In this case I have to call Complete on the CullingSystem’s JobHandle on the RenderingSystem. First think I’m considering is that I should put their Updates as far away as possible to let worker threads handle culling.
Another thing I’m considering is, I could get away with out of date data for Renderer. For Example at Frame 2, the Renderer could use the Culling result of Frame 1, while the Culling system handles Culling of Frame 2 without interruption.
Is this a pattern you’ve used before? Is this a good idea?
It can work pretty well if your camera has capped linear and angular velocity, never jump cuts, and you have a capped DeltaTime. Otherwise you will get artifacts.
Job scheduling management requires scope of your whole project and good use of the timeline profiler to see where the bottlenecks are. Therefore, it is not something you can easily reason about until the project has most of the desired functionality. Heavily jobified projects and sparsely jobified projects often require different actions to optimize scheduling. I do know some general techniques for architecting execution order. But those assume certain characteristic of the simulation step which are often not present.
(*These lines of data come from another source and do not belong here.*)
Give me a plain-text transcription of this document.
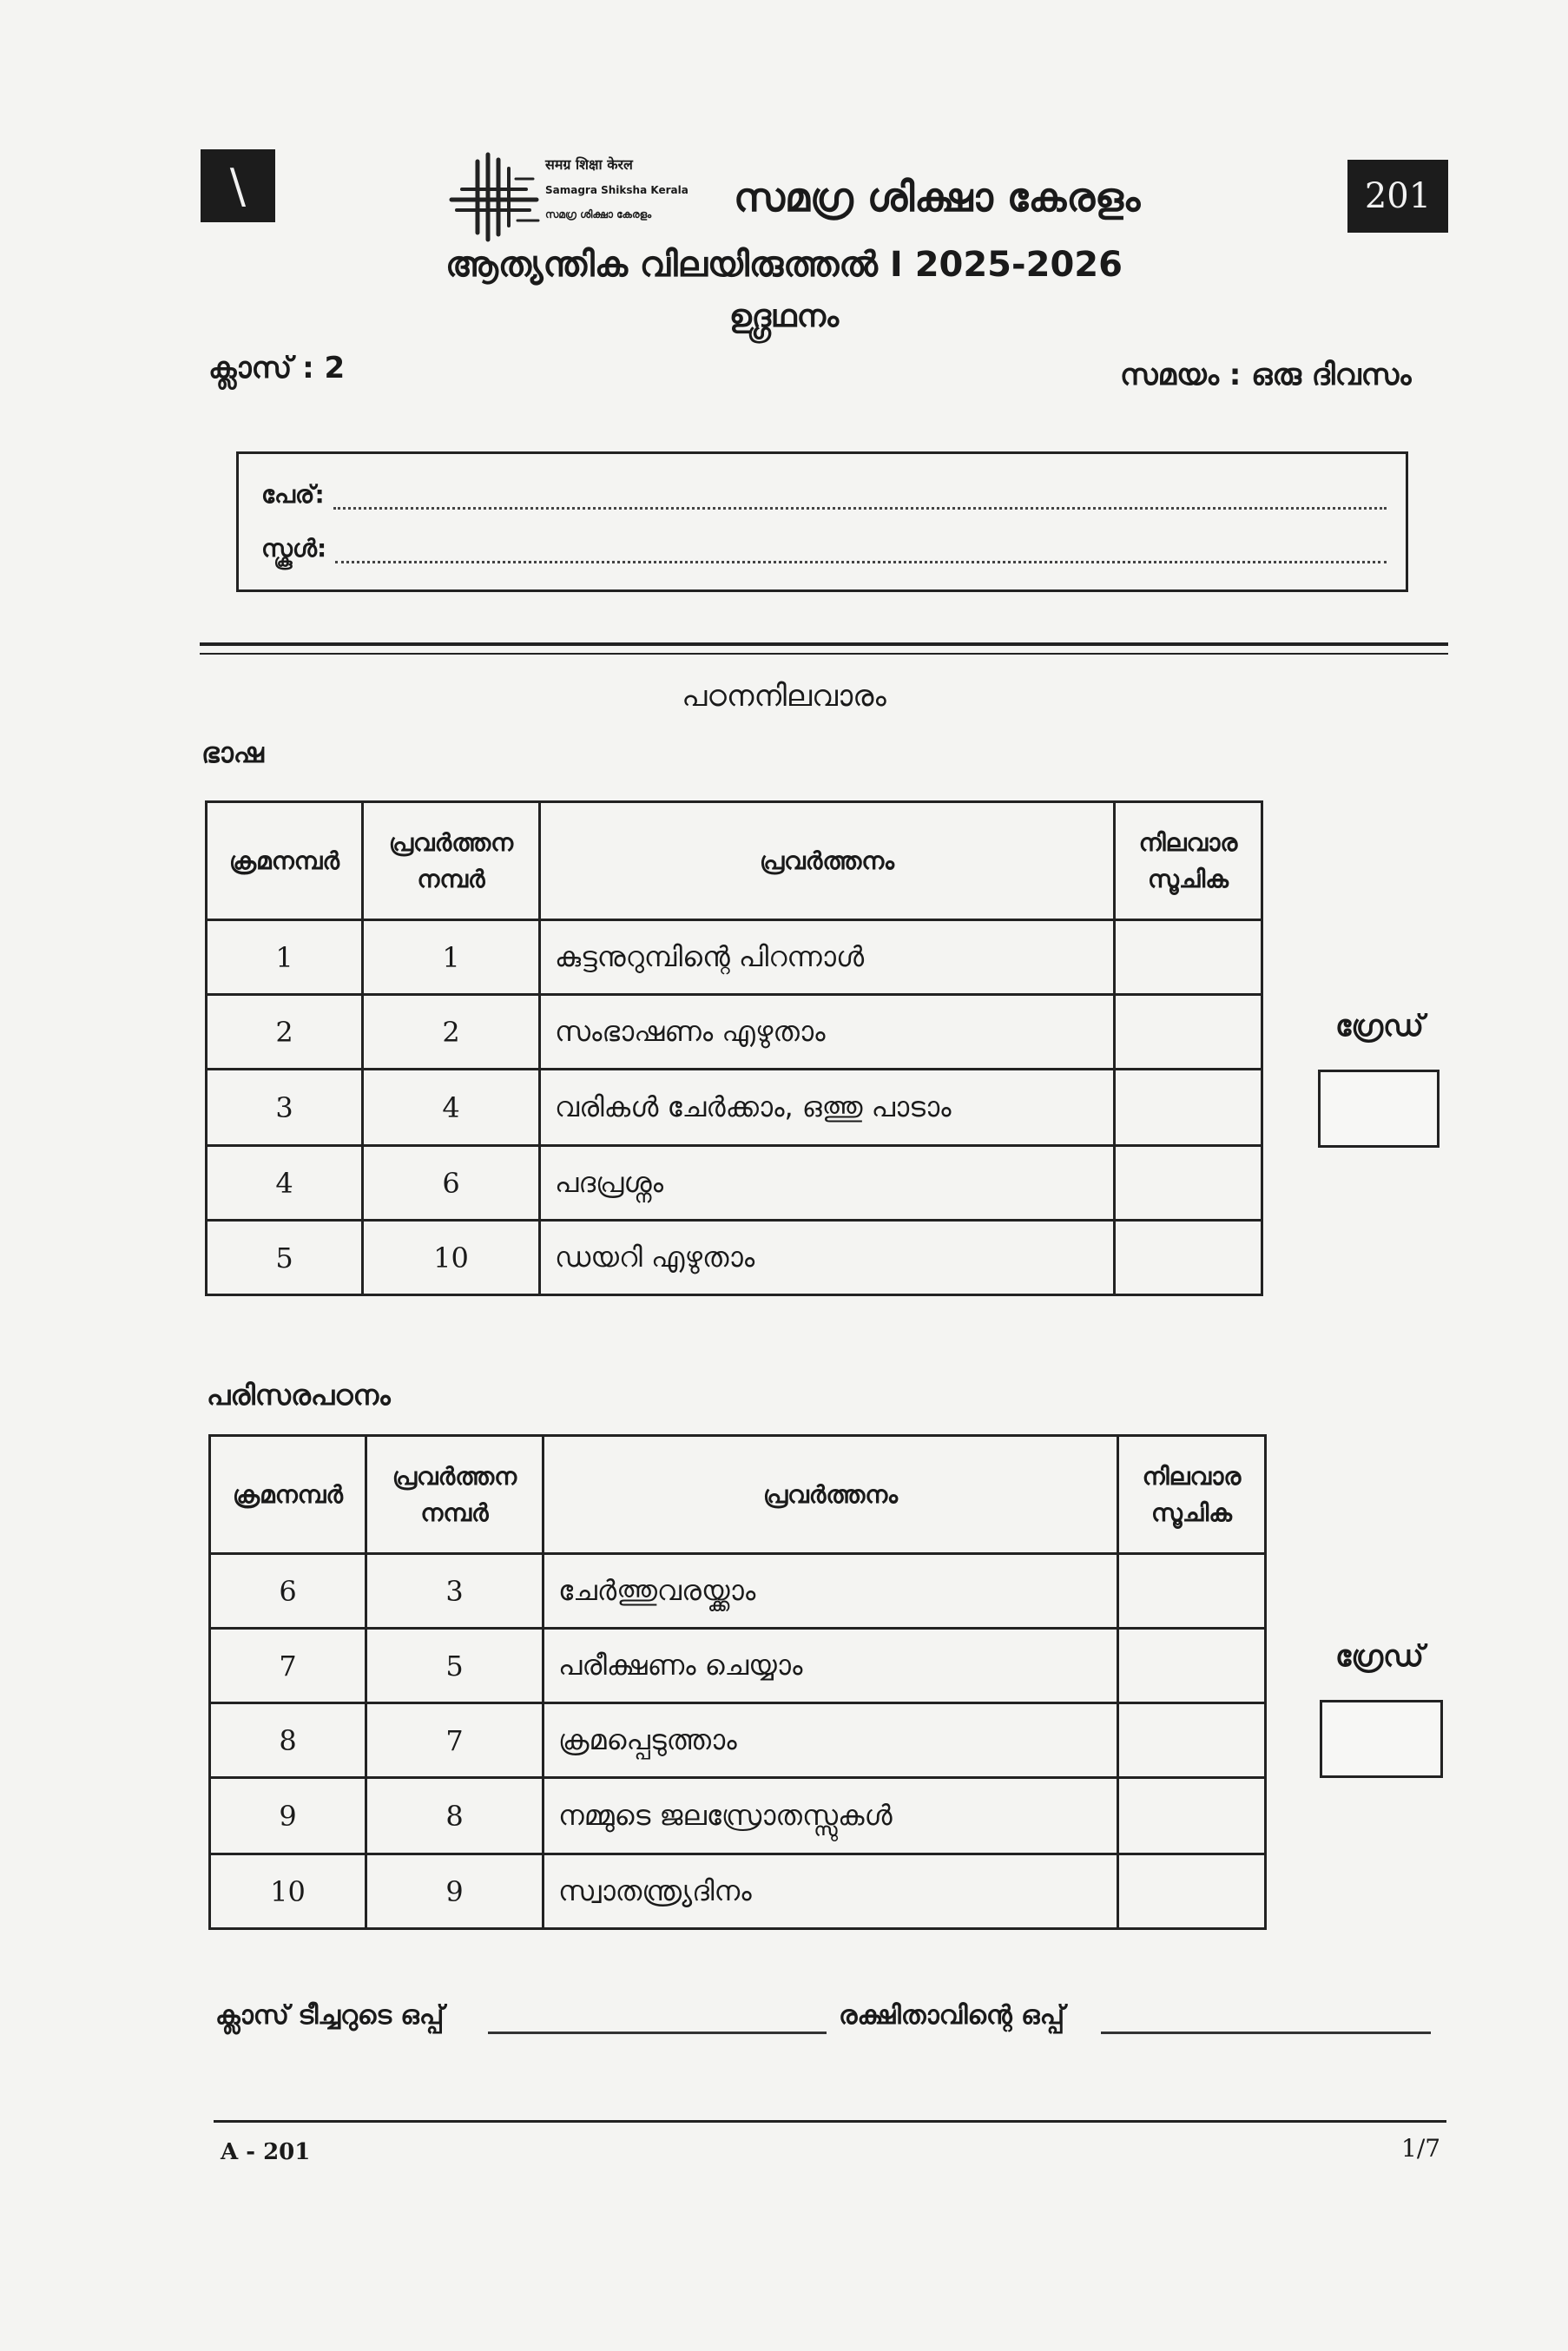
\	समग्र शिक्षा केरल
Samagra Shiksha Kerala
സമഗ്ര ശിക്ഷാ കേരളം സമഗ്ര ശിക്ഷാ കേരളം	201
ആത്യന്തിക വിലയിരുത്തൽ I 2025-2026
ഉദ്ഗ്രഥനം
ക്ലാസ് : 2	സമയം : ഒരു ദിവസം
പേര്:
സ്കൂൾ:
പഠനനിലവാരം
ഭാഷ
ക്രമനമ്പർ	പ്രവർത്തന നമ്പർ	പ്രവർത്തനം	നിലവാര സൂചിക
1	1	കുട്ടനുറുമ്പിന്റെ പിറന്നാൾ	
2	2	സംഭാഷണം എഴുതാം	
3	4	വരികൾ ചേർക്കാം, ഒത്തു പാടാം	
4	6	പദപ്രശ്നം	
5	10	ഡയറി എഴുതാം	
ഗ്രേഡ്
പരിസരപഠനം
ക്രമനമ്പർ	പ്രവർത്തന നമ്പർ	പ്രവർത്തനം	നിലവാര സൂചിക
6	3	ചേർത്തുവരയ്ക്കാം	
7	5	പരീക്ഷണം ചെയ്യാം	
8	7	ക്രമപ്പെടുത്താം	
9	8	നമ്മുടെ ജലസ്രോതസ്സുകൾ	
10	9	സ്വാതന്ത്ര്യദിനം	
ഗ്രേഡ്
ക്ലാസ് ടീച്ചറുടെ ഒപ്പ്	രക്ഷിതാവിന്റെ ഒപ്പ്
A - 201	1/7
I would need to know more about your project or at the very least see a timeline capture to provide more insight.
It mostly bothers me that I have to call Complete on the CullingJob, since the Renderer is non-bursted (DrawMeshInstanced usage). If I could make the Rendering task a Job then the CullingJob would be just added Dependency to Renderer. It feels like I’m losing multithreading advantage as CullingJob will be completed on the main thread. But it’s true that I need to profile this, I’m just designing the system at the moment
You won’t be able to escape calling Complete() somewhere in your render logic. But you can move a lot more of your rendering logic to jobs. In order of increasing performance:
Use GC Handles to forward managed arrays to non-Bursted jobs and use NativeArray.CopyTo to perform a fast copy inside the jobs (which will be very close to Burst performance).
Use DrawMeshInstancedProcedural and use jobs to populate a ComputeBuffer. Bonus if you use the direct buffer mapping APIs (you have to use async readbacks to figure out which buffers from previous frames are still in use).
Use BatchRendererGroup or the Hybrid Renderer, which are capable of retaining most of the render state between frames on the GPU.